We see a few key drivers:

  1. Lack of awareness. Few companies even include LGBT+ in their definition of diversity, and the fact that more than half of senior executives remain in the closet at major companies doesn’t help either.
  2. Pipeline homogeneity. More than 60 percent of successful board searches result from existing directors working their network; this process works to perpetuate the status quo at the board level.
  3. Board search firms don’t see LGBT+ diversity as a priority.

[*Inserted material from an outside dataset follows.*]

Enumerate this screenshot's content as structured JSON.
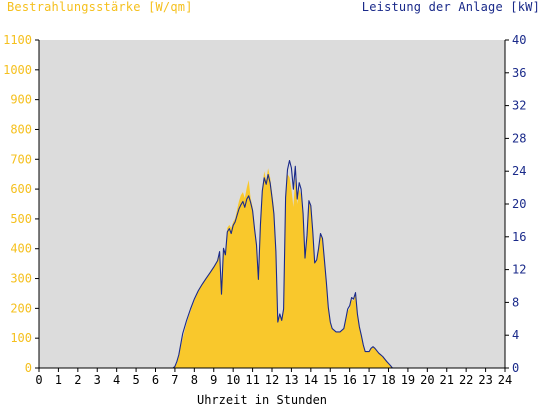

At last month’s Director’s Summit, panelists discussed key strategies LGBT+ executives should employ to break through:

  1. Ensure that you have the skills boards are looking for. “Every board search begins with: I want a lawyer who has overseen a tech P&L who can drive my strategy in China,” said Alexander Saint-Amand, CEO of GLG.
  2. Position yourself appropriately. Lead with the governance skills are looking for, not necessarily your technical expertise. Remember – boards are most often looking for audit committee members.
  3. Ask CEOs to lunch, and be helpful. Don’t talk about board service – “It’s important to be sensitive, because ultimately you’re trying to convince them that you should be their boss,” noted Wetmore.
  4. Target fast-growing businesses – a good metric is companies that have been invested in by leading VC firms.
  5. Beat the drum about the importance of LGBT+ leaders on corporate boards, and help build the pipeline. “It is a team sport,” said Sally Susman, Executive Vice President of Corporate Affairs, Pfizer, and board member, WPP. “And systems that allow us to be alert to opportunities are very important.”